La Lombardia è tornata in testa al gruppo. Ha raggiunto 112.667 vaccinazioni in un giorno (record assoluto italiano; il Lazio, appena 37.395). Di più è impossibile. Con ferocia razionale si sono eliminate le scorte inutilmente piazzate in piccoli presìdi, non ci sono sacche di inadempienza, e la macchina messa in moto da Fontana-Moratti-Bertolaso potrebbe migliorare i suoi numeri ma bisogna fare i conti con gli approvvigionamenti. Si lavora just in time, senza dissipare la moneta preziosa del tempo con soste nei magazzini.



Un successo clamoroso, ma perché la televisione non ne parla, i quotidiani tacciono? Un’idea ce l’avrei: è una mescolanza di odio ideologico e di invidia antropologica. Succede così a chi non sa farsi perdonare un’efficienza e una produttività superiore non solo nel settore privato (il Veneto, certe zone dell’Emilia-Romagna e delle Marche non sono certo da meno), ma soprattutto in quello pubblico, dove la capacità operativa, specie in campo sanitario e in generale del welfare, è stata soprattutto nel primo decennio di questo secolo, con la presidenza di Roberto Formigoni, un esempio per l’Europa intera.



Poi è accaduto che il Covid concentrasse la sua aggressione all’umanità in un punto preciso del mondo, applicandosi con una violenza inaudita proprio su questa terra racchiusa tra le Alpi e il Po (Nord-Sud) e tra il Ticino e il Mincio (Ovest-Est). Si è portati volentieri a dimenticarlo. L’acme del morbo planetario non è esploso genericamente in Italia o nel Nord-Italia. Ha preso proprio la mira. Non c’era alcuna esperienza nell’universo a cui attingere. La diffusione e la letalità assolutamente eccezionali registratesi nelle provincie lombarde hanno messo in crisi il sistema sanitario. Errori ce n’è stati. Ma nel momento dei morti insepolti, invece della solidarietà e dell’aiuto, si sono scatenate le campagne accusatorie per i morti negli ospizi (un’amarissima caratteristica in tutti i Paesi d’Europa) e per le ordinazioni dei camici.

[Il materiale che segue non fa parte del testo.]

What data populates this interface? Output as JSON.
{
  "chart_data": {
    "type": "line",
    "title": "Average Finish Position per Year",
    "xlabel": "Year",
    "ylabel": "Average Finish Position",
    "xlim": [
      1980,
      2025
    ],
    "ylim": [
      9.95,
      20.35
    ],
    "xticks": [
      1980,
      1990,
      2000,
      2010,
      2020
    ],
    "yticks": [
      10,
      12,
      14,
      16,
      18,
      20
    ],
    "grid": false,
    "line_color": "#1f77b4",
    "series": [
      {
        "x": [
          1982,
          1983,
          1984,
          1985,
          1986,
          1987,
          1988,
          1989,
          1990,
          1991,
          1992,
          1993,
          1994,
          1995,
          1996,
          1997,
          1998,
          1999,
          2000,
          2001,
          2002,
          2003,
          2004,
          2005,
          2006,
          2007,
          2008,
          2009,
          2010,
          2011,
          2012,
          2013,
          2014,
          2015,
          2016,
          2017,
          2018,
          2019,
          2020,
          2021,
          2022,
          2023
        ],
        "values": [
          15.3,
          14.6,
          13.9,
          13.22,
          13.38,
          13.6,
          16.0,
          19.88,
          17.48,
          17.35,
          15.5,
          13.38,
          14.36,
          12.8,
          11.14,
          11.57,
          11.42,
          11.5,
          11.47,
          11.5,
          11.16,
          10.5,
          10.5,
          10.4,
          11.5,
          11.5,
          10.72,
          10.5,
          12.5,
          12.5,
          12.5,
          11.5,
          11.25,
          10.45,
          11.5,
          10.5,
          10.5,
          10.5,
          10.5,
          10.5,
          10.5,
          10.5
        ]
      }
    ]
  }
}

Infine gli intoppi iniziali nelle vaccinazioni e il fiasco di alcuni servizi informatici sono diventati il vessillo sconcio della denigrazione, che ha preso piede sulle prime pagine di tutti i i quotidiani anche lombardi. Figuriamoci quelli romani e del Sud oltre che i Tg. Tutti ridevano della defaillance lombarda. Si gode sempre quando il campione improvvisamente va in crisi su una salita, cerca una borraccia e non la trova, e nessuno gliela passa.

L’esperto dell’organizzazione nelle emergenze, Guido Bertolaso, è stato trattato, benché avesse appena messo piede a Milano, come un fallito a prescindere, insieme a quella presuntuosa di Letizia Moratti, a cui Attilio Fontana aveva concesso fiducia.

Tempo un mese e la macchina lombarda fila come nessun’altra. Non è importante solo per l’orgoglio locale, ma per l’intero Paese. Se si affloscia la potenza della locomotiva è un guaio per tutti. Ora la squadra lombarda non deve filare dritta e solitaria verso la meta. Tenga agganciati i vagoni del resto del Paese. Perdoni chi in questi mesi ne ha lapidato la guida. Le altre Regioni – in primis la Toscana e la Puglia – ci vengano a scuola. Ci si salva insieme.